Maar Johannes bezweek niet in de verzoeking. Hij antwoordde : „een mensch kan geen ding aannemen, zoo het hem uit den hemel niet gegeven zij." (vers 27). Hij begreep, dat zijn discipelen wenschten, dat hij zelf zich het Messiasschap zou aanmatigen, maar hij was zich goed bewust. God had hem niet tot Messias gesteld, maar Christus Jezus wèl.
„Gijzelven", zoo gaat hij voort, „zijt mijn getuigen, dat ik gezegd heb, ik ben de Christus niet ; maar dat ik voor Hem heen uitgezonden ben."

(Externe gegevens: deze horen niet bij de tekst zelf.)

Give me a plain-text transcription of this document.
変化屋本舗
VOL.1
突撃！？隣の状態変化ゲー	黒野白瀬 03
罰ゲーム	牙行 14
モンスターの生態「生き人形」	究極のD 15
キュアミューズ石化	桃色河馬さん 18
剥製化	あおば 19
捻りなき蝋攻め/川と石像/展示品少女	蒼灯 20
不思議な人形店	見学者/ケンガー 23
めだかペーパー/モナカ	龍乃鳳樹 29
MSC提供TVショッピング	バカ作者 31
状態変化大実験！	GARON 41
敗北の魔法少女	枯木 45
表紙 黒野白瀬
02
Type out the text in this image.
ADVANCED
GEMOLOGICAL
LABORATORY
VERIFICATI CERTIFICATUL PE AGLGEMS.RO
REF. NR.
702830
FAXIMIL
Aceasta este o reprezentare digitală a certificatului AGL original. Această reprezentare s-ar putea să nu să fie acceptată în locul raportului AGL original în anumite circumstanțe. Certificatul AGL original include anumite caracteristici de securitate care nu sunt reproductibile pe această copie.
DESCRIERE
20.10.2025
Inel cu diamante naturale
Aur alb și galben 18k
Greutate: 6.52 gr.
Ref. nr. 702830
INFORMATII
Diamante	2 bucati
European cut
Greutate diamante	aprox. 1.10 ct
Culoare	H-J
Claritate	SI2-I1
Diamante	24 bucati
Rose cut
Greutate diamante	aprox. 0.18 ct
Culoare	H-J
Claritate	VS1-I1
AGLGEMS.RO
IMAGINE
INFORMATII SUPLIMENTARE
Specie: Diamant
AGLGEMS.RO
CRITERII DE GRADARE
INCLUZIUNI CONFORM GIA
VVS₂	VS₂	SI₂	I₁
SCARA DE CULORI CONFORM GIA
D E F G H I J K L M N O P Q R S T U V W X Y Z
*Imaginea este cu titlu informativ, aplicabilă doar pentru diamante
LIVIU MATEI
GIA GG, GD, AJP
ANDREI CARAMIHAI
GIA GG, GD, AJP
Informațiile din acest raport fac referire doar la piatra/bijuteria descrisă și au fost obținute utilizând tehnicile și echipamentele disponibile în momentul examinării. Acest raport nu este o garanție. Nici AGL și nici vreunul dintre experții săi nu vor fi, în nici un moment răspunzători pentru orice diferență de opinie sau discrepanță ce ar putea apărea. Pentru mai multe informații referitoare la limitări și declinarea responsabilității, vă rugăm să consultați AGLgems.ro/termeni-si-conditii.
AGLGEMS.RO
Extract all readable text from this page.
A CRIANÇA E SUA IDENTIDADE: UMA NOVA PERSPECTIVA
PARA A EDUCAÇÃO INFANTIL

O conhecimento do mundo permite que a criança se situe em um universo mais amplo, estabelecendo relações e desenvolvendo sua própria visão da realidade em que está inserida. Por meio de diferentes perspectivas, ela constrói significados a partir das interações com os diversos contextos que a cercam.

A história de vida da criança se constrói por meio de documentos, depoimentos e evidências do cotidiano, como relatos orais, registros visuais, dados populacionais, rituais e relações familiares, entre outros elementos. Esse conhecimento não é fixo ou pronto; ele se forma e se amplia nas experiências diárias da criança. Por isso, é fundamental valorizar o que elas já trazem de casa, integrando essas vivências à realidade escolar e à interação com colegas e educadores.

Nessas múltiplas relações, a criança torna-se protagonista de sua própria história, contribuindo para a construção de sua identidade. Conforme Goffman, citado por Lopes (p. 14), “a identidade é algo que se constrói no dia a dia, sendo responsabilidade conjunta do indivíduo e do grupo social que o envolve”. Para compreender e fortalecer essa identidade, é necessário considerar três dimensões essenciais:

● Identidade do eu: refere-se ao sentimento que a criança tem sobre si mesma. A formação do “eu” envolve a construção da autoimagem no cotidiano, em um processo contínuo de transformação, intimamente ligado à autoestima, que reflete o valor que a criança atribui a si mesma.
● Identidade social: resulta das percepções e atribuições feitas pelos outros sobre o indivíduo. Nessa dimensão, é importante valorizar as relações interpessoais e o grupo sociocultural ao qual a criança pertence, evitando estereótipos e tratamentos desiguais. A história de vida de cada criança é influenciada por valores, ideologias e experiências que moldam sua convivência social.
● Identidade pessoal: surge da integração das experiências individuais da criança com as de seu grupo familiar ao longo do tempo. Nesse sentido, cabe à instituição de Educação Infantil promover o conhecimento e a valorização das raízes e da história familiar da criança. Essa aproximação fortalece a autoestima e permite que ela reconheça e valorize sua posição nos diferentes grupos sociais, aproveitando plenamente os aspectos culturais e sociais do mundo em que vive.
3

En daar heeft hij niet alleen vrede mede, maar hij verblijdt er zich over, als hij de schare tot Jezus mag leiden. Hij zegt : „Die de bruid heeft is de Bruidegom ; maar de vriend des bruidegoms, die staat en hem hoort, verblijdt zich met blijdschap over de stem des bruidegoms. Zoo is dan deze mijne blijdschap vervuld geworden." (vers 29).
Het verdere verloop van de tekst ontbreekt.